The California Assembly's Appropriations Committee just decided to table Isadore Hall's bill, AB 332, which would have mandated condoms and other "barrier protections" for all porn productions statewide; effectively killing it for the legislative session this year. (Today was the final day for bills introduced to be considered for this year's session.)
Needless to say, it probably isn't a happy camp over at AIDS Healthcare Foundation today.
On the other hand, the Free Speech Coalition, which has been roundly pilloried by some as being so uneffective, actually gets to boast a victory. Here's their press release issued on the heels of AB 332's defeat, via XBiz.com:
SACRAMENTO, Calif. — The California Assembly Appropriations Committee voted today to stop Assembly Bill 332 from moving forward, the FSC reported.
AB 332 would have mandated barrier protection use in adult film productions in California.
“We are grateful that lawmakers have chosen the best interest of California’s taxpayers and the adult industry over AB 332’s misguided legislation,” FSC CEO Diane Duke said. “The adult industry creates a tremendous amount of revenue and jobs for California. We have effective, successful standards in place to protect performers.
Duke called the bill “a solution without a problem” and told XBIZ that the FSC would have been able to block the legislation from becoming law should it have moved on to the senate. According to Duke, legislators recognized the flaws in the bill and decided to oppose it.
“We support choice for performers, as well as the successful testing system that has been in place since 1998, which have resulted in no on-set transmissions of HIV in nine years, nationwide,” Duke said. “It is encouraging to see that legislators recognize the hard work that the adult industry has done to safeguard performers and that our hard work will not be lost to an unnecessary bureaucracy created from unnecessary legislation.”
Terry Schanz, the press secretary for Assemblyman Isadore Hall, who introduced the bill in February, told XBIZ that AB 332 is not dead and no vote was taken on it today. He added that in a two-year legislative process, there is "plenty of time" for the bill to move forward.

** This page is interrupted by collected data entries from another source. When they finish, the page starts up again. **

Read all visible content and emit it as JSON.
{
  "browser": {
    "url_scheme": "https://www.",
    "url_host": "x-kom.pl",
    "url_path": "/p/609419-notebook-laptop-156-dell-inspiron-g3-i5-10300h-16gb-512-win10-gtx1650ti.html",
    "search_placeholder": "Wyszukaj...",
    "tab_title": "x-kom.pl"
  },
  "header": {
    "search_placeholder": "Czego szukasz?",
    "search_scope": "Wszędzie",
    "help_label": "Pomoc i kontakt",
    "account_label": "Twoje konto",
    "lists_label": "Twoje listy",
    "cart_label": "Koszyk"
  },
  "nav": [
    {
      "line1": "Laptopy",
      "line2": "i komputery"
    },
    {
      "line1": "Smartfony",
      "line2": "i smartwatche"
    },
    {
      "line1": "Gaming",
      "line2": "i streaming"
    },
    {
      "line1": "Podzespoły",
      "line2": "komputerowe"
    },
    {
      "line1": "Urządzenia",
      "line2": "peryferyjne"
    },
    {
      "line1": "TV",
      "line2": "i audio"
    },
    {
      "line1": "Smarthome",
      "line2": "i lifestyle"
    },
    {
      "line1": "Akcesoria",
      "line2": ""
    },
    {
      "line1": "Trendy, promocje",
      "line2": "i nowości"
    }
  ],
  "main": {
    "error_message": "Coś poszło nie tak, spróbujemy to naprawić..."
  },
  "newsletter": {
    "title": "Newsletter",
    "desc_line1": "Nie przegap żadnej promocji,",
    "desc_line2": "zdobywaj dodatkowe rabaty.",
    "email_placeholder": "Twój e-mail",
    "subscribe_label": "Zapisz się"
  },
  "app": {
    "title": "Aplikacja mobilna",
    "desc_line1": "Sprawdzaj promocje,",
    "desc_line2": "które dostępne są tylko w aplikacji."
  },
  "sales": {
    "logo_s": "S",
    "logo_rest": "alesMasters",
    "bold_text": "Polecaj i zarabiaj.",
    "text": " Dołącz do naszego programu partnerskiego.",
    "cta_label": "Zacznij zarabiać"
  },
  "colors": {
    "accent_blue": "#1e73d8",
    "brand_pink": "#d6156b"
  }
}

"At this point, one thing is clear: Assemblymember Mike Gatto has put porn profits above the need to protect workers in California," Schanz said. "He gives a whole new meaning to the term ‘money shot’."
FSC has spearheaded opposition to AB 332, Measure B and continues to oppose legislation that threatens the adult industry. FSC also upholds industry-appropriate self-regulation that includes STD testing for performers.
Mike Gatto, for those who might not recognize his name, is the head of the Appropriations Committee.
Ernest Greene had called it in the comments earlier.
Funny, I had a feeling this would happen, much as it did with the Leslie bill back in 2004. Grandstanding measures that obligate the state to spend undetermined amounts of taxpayer money for no reasonable return have a way of expiring in committee. This one could get out to a floor vote if AHF can figure out some kind of backhanded maneuver to short-circuit the process, but I suspect that will prove a bridge to far even for them.On the other hand, there are these words of caution from AVN's Mark Kernes:
Sacramento plays by its own rules and has its own influential constituents to please. I doubt Michael Weinstein is on their radar as anything but a minor nuisance. He can try bullying these guys and undoubtedly will, but I don't expect them to be terribly impressed.
I'm not counting any chickens yet, but AB 332 seems pretty likely to fall off the legislative calendar.
Yes, the existing bill is dead, since today was the last day that action could be taken on bills that had already been introduced, and since no action—that is, no up or down vote—was taken today, the bill is effectively dead. But as some have pointed out, AIDS Healthcare Foundation is heavily invested in forcing adult performers to wear "barrier protections" during sex scenes, regardless of the fact that they are tested regularly for STDs and generally in good health—and AHF is unlikely to let a little thing like a bill being prevented from moving forward by the California Assembly stop them. So expect the same or similar bill to be introduced during the next legislative session, because they know they've got money to burn for things like this, and the publicity surrounding such issues gets them loads of donations, while the adult industry continues to struggle from the ongoing recession. So rest assured, this fight isn't over.But at least, that will be one less battle to worry about this year for the adult entertainment industry. And perhaps, maybe we will see the implosion of Measure B as well??